Department of Civil and Environmental Engineering, Korea Advanced Institute of Science and Technology, Yuseong-gu, Daejeon 305-701, South Korea.
Water Sci Technol. 2010;61(3):705-12. doi: 10.2166/wst.2010.895.
This study investigates the fate of nitrogen species during nitrate reduction by nanoscale zero valent iron (NZVI) as well as the related kinetics. The NZVI used for the experiments was prepared by chemical reduction without a stabilizing agent. The pseudo first order kinetic constant of nitrate reduction at 30 degrees C with an NZVI/nitrate ratio of 1.25:1, which were the reference conditions of this study, was 4.08 h(-1) (R(2)=0.955). A nitrogen mass balance was established by quantitative analysis of aqueous-phase and gas-phase nitrogen species. The results confirm that the nitrate was converted to ammonium ion, that ammonia stripping subsequently occurred under a strong alkaline condition, and that the total amount of aqueous nitrogen was consequently reduced. The nitrate reduction rate also increased with a lower pH and a higher temperature when microscale ZVI was used. However, in contrast to the reaction by microscale ZVI, the nitrate reduction rate by NZVI was higher for an unbuffered condition, possibly due to the abundance of surface atoms and the smaller size.

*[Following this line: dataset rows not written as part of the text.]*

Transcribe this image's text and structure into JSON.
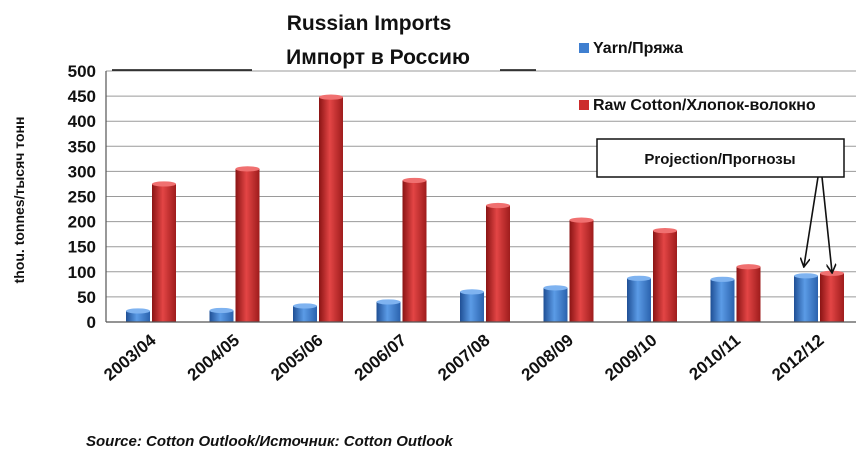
{
  "chart_data": {
    "type": "bar",
    "title": "Russian Imports",
    "subtitle": "Импорт в Россию",
    "ylabel": "thou. tonnes/тысяч тонн",
    "xlabel": "",
    "ylim": [
      0,
      500
    ],
    "yticks": [
      0,
      50,
      100,
      150,
      200,
      250,
      300,
      350,
      400,
      450,
      500
    ],
    "grid": true,
    "legend_position": "top-right",
    "categories": [
      "2003/04",
      "2004/05",
      "2005/06",
      "2006/07",
      "2007/08",
      "2008/09",
      "2009/10",
      "2010/11",
      "2012/12"
    ],
    "series": [
      {
        "name": "Yarn/Пряжа",
        "color": "#3f7fd0",
        "values": [
          22,
          23,
          32,
          40,
          60,
          68,
          87,
          85,
          92
        ]
      },
      {
        "name": "Raw Cotton/Хлопок-волокно",
        "color": "#cc2c2c",
        "values": [
          275,
          305,
          448,
          282,
          232,
          203,
          182,
          110,
          97
        ]
      }
    ],
    "annotation": "Projection/Прогнозы",
    "source": "Source: Cotton Outlook/Источник: Cotton Outlook"
  }
}
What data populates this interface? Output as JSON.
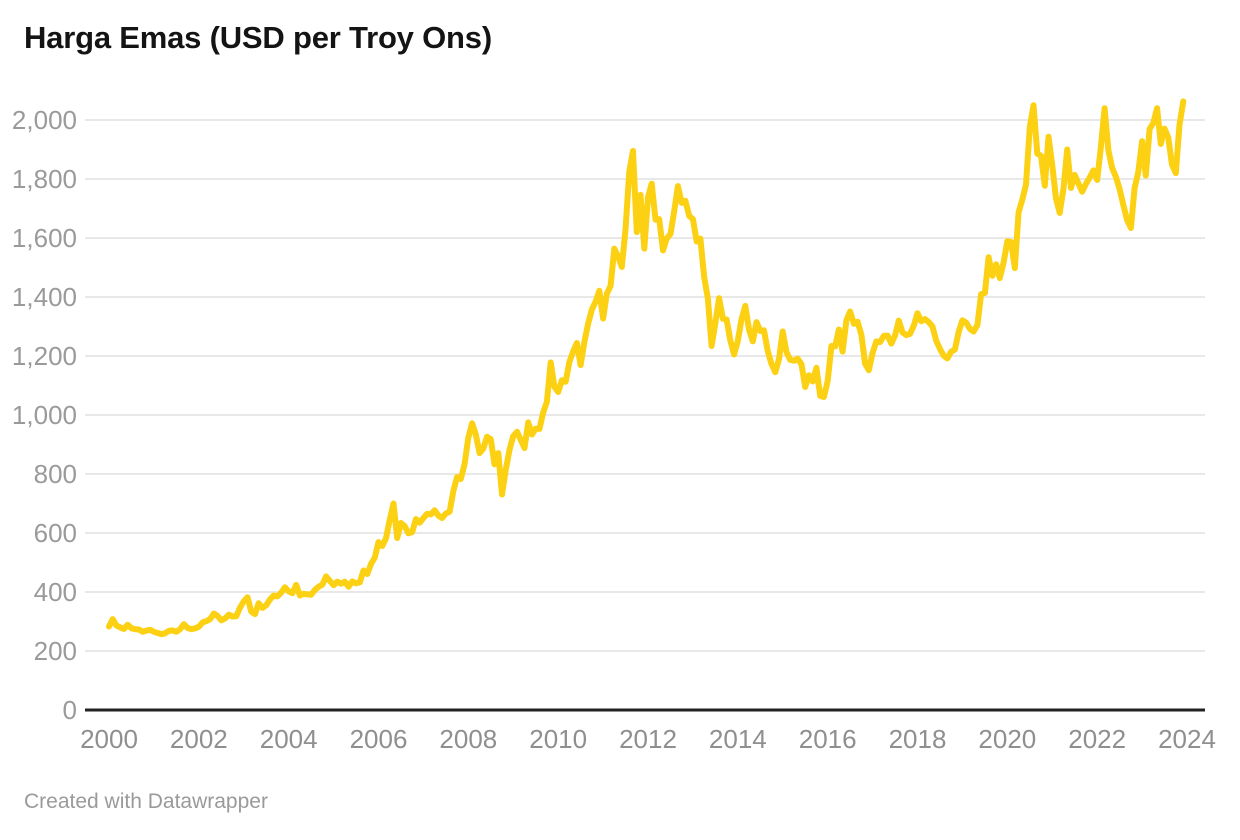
{
  "title": "Harga Emas (USD per Troy Ons)",
  "footer": {
    "text": "Created with Datawrapper"
  },
  "chart_data": {
    "type": "line",
    "title": "Harga Emas (USD per Troy Ons)",
    "series": [
      {
        "name": "Harga emas (USD per troy ons)",
        "frequency": "monthly",
        "start": "2000-01",
        "end": "2023-12",
        "values": [
          283,
          308,
          286,
          280,
          275,
          289,
          277,
          274,
          273,
          265,
          269,
          272,
          265,
          261,
          257,
          260,
          268,
          270,
          265,
          274,
          291,
          278,
          274,
          277,
          282,
          297,
          301,
          308,
          327,
          319,
          304,
          310,
          323,
          317,
          318,
          347,
          368,
          382,
          334,
          325,
          362,
          346,
          355,
          375,
          388,
          385,
          398,
          416,
          402,
          396,
          424,
          388,
          394,
          392,
          391,
          407,
          418,
          425,
          453,
          438,
          423,
          435,
          428,
          435,
          418,
          436,
          429,
          433,
          473,
          461,
          495,
          517,
          569,
          556,
          582,
          644,
          700,
          583,
          634,
          623,
          599,
          603,
          647,
          635,
          651,
          665,
          663,
          677,
          659,
          651,
          666,
          672,
          743,
          790,
          783,
          834,
          923,
          972,
          934,
          871,
          886,
          926,
          918,
          833,
          871,
          731,
          815,
          882,
          928,
          943,
          916,
          888,
          975,
          934,
          954,
          953,
          1008,
          1045,
          1178,
          1096,
          1078,
          1118,
          1113,
          1180,
          1215,
          1244,
          1169,
          1248,
          1309,
          1358,
          1384,
          1421,
          1327,
          1411,
          1438,
          1564,
          1537,
          1502,
          1628,
          1826,
          1895,
          1620,
          1746,
          1564,
          1738,
          1784,
          1662,
          1664,
          1558,
          1598,
          1614,
          1691,
          1776,
          1719,
          1726,
          1675,
          1664,
          1588,
          1598,
          1469,
          1394,
          1234,
          1313,
          1396,
          1326,
          1324,
          1253,
          1205,
          1251,
          1326,
          1370,
          1288,
          1250,
          1315,
          1285,
          1287,
          1216,
          1173,
          1145,
          1190,
          1283,
          1213,
          1187,
          1184,
          1191,
          1172,
          1095,
          1135,
          1114,
          1160,
          1065,
          1061,
          1116,
          1234,
          1233,
          1290,
          1215,
          1321,
          1351,
          1309,
          1316,
          1272,
          1174,
          1152,
          1211,
          1249,
          1247,
          1268,
          1269,
          1242,
          1269,
          1320,
          1280,
          1271,
          1275,
          1303,
          1345,
          1318,
          1325,
          1315,
          1300,
          1252,
          1224,
          1201,
          1192,
          1215,
          1222,
          1282,
          1321,
          1313,
          1292,
          1283,
          1305,
          1409,
          1414,
          1535,
          1472,
          1511,
          1464,
          1517,
          1589,
          1586,
          1498,
          1687,
          1730,
          1781,
          1976,
          2050,
          1886,
          1879,
          1777,
          1943,
          1848,
          1734,
          1685,
          1768,
          1900,
          1770,
          1814,
          1785,
          1757,
          1783,
          1805,
          1829,
          1797,
          1909,
          2040,
          1897,
          1838,
          1807,
          1766,
          1711,
          1661,
          1634,
          1769,
          1824,
          1928,
          1812,
          1969,
          1990,
          2040,
          1919,
          1971,
          1940,
          1848,
          1820,
          1984,
          2063
        ]
      }
    ],
    "x_tick_labels": [
      "2000",
      "2002",
      "2004",
      "2006",
      "2008",
      "2010",
      "2012",
      "2014",
      "2016",
      "2018",
      "2020",
      "2022",
      "2024"
    ],
    "y_tick_labels": [
      "0",
      "200",
      "400",
      "600",
      "800",
      "1,000",
      "1,200",
      "1,400",
      "1,600",
      "1,800",
      "2,000"
    ],
    "y_tick_values": [
      0,
      200,
      400,
      600,
      800,
      1000,
      1200,
      1400,
      1600,
      1800,
      2000
    ],
    "xlim": [
      2000,
      2024.3
    ],
    "ylim": [
      0,
      2090
    ],
    "grid": "horizontal",
    "legend": "none",
    "line_color": "#FCD013",
    "grid_color": "#e8e8e8",
    "axis_color": "#222222",
    "tick_label_color": "#9a9a9a"
  }
}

本研究考察了纳米零价铁(NZVI)还原硝酸盐过程中氮物种的归宿以及相关动力学。用于实验的 NZVI 通过无稳定剂的化学还原法制备。在 30°C 下,当 NZVI/硝酸盐的比例为 1.25:1 时,硝酸盐还原的拟一级动力学常数为 4.08 h(-1)(R(2)=0.955)。通过定量分析水相和气相氮物种建立了氮质量平衡。结果证实,硝酸盐被转化为铵离子,在强碱性条件下随后发生氨吹脱,因此水相氮的总量减少。当使用微尺度 ZVI 时,硝酸盐还原速率也随较低的 pH 值和较高的温度而增加。然而,与微尺度 ZVI 的反应相反,在无缓冲条件下,NZVI 的硝酸盐还原速率更高,这可能是由于表面原子的丰富和较小的尺寸所致。